For regulated organisations having complaints dealt with both expeditiously and externally can help prevent a regulator from commencing its own formal investigation.
An important consideration with regards to managing an investigation either in-house, or externally, is that the business will not be able to claim legal privilege for most aspects of the investigation. Even if it is carried out by in-house lawyers there are limits as to the extent which legal advice privilege can be claimed.
Organisations need to be mindful that any work carried out by auditors, forensic accountants will generally not be privileged.
So, the starting point for any independent investigation is for the organisation to define which of its employees will be “the client” for the purposes of communicating with external lawyers and accessing confidential documents. The group is likely to be restricted to just a few directors and key personnel. By doing so it helps to control the dissemination of advice thereby helping to protect legal advice privilege.
Instructing private investigators needs to be undertaken with extreme caution. Done without good reason, and without appropriate authorisations may lead organisations to fall foul both of the law and breach the Information Commissioner’s Guidance.

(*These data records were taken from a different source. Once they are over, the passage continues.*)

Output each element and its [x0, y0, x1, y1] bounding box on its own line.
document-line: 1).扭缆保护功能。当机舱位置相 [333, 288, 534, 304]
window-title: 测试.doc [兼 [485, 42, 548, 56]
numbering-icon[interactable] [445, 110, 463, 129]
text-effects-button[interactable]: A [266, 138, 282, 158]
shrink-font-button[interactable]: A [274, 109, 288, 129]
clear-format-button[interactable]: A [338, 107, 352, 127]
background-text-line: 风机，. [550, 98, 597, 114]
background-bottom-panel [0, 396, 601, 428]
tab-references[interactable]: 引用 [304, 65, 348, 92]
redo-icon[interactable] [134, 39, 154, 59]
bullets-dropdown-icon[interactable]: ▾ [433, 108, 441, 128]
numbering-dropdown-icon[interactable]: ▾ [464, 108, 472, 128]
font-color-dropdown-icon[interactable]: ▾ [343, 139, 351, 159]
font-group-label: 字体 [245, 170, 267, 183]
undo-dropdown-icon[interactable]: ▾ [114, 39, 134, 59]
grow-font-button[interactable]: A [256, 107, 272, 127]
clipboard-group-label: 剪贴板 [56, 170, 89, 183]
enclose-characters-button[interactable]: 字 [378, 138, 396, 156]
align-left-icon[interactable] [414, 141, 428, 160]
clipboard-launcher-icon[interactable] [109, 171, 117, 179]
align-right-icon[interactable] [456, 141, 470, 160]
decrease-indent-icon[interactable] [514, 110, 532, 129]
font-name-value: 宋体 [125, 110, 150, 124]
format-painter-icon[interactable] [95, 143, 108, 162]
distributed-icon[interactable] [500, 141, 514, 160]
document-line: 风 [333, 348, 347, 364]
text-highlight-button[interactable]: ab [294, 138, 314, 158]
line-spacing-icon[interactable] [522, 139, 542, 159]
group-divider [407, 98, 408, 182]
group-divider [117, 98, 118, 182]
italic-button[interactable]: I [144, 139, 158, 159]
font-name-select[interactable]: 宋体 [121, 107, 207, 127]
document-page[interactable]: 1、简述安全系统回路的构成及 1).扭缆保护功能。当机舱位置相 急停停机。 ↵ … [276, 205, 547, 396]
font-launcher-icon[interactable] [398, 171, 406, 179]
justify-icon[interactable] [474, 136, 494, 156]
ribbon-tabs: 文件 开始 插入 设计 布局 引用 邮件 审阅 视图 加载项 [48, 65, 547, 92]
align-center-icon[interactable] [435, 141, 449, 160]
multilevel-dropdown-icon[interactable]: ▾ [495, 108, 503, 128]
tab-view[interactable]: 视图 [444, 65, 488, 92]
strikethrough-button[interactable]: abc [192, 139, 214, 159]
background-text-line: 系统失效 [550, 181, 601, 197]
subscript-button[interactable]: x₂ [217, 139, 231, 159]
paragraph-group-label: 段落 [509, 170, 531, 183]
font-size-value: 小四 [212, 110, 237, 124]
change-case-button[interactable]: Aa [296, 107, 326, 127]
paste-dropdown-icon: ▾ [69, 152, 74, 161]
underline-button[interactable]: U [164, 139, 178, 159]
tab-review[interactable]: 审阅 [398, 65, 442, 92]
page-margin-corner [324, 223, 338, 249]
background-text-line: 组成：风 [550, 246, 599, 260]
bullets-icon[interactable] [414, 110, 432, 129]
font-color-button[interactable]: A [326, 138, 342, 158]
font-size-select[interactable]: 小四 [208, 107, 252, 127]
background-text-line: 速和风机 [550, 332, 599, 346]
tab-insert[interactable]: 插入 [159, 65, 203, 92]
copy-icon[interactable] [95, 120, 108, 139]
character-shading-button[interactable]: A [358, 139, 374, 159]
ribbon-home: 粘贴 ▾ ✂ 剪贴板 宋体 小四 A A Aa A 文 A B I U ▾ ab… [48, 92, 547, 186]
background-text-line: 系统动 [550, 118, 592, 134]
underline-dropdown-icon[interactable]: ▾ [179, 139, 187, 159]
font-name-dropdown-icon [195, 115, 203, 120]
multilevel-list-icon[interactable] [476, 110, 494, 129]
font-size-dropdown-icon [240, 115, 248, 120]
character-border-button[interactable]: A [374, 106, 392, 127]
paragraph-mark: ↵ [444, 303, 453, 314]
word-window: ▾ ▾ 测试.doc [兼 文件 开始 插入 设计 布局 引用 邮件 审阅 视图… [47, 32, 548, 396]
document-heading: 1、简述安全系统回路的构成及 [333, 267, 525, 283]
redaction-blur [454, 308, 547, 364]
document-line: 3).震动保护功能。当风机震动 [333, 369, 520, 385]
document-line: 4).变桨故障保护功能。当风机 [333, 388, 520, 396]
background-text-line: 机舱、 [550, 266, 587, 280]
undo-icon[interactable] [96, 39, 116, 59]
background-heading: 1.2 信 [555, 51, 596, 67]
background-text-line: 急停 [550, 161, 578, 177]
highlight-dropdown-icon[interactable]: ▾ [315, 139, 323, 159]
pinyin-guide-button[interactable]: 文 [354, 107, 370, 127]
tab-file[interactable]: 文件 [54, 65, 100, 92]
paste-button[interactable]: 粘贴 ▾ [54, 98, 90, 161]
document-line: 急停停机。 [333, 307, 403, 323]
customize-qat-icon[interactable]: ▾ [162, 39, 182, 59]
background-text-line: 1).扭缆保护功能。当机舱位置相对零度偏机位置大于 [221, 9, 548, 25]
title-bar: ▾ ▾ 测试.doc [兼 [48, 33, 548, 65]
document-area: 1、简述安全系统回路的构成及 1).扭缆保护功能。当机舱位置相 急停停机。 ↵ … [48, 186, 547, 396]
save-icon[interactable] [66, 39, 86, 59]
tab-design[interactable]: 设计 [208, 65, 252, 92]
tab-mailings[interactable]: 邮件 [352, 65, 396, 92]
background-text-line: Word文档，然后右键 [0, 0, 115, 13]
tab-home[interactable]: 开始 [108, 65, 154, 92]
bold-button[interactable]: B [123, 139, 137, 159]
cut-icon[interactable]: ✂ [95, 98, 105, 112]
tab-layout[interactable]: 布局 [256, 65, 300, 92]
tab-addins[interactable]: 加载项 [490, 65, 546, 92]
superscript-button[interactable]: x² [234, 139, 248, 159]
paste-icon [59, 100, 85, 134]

Depending on the nature of an investigation, organisations will need to consider which employees need be informed about it. In some instances where the matter is serious and potentially extremely newsworthy, then the entire organisation may need to be forewarned if only to head off rumour and speculation, remind staff about their duty of confidentiality, and to preserve documents.
In terms of interviewing employees, thought needs to be given about who to interview. As a general rule it is generally advisable to start with the most junior employees and move up the hierarchy. How much information should an interviewee be given in advance of any meeting? Some employees are often reticent about being interviewed unless they are provided with all the questions in advance. What documents will these employees need to refer to, and how far in advance should any information be provided especially where documents are sensitive?
With regards to drafting an investigation report it is worth thinking about whether to have initial conversations first about potential findings before any final non-privileged document is created. The report should only be shared with individuals who are properly regarded as the client. If it does need to be shared with third parties then thought should be given to securing a limited waiver of privilege.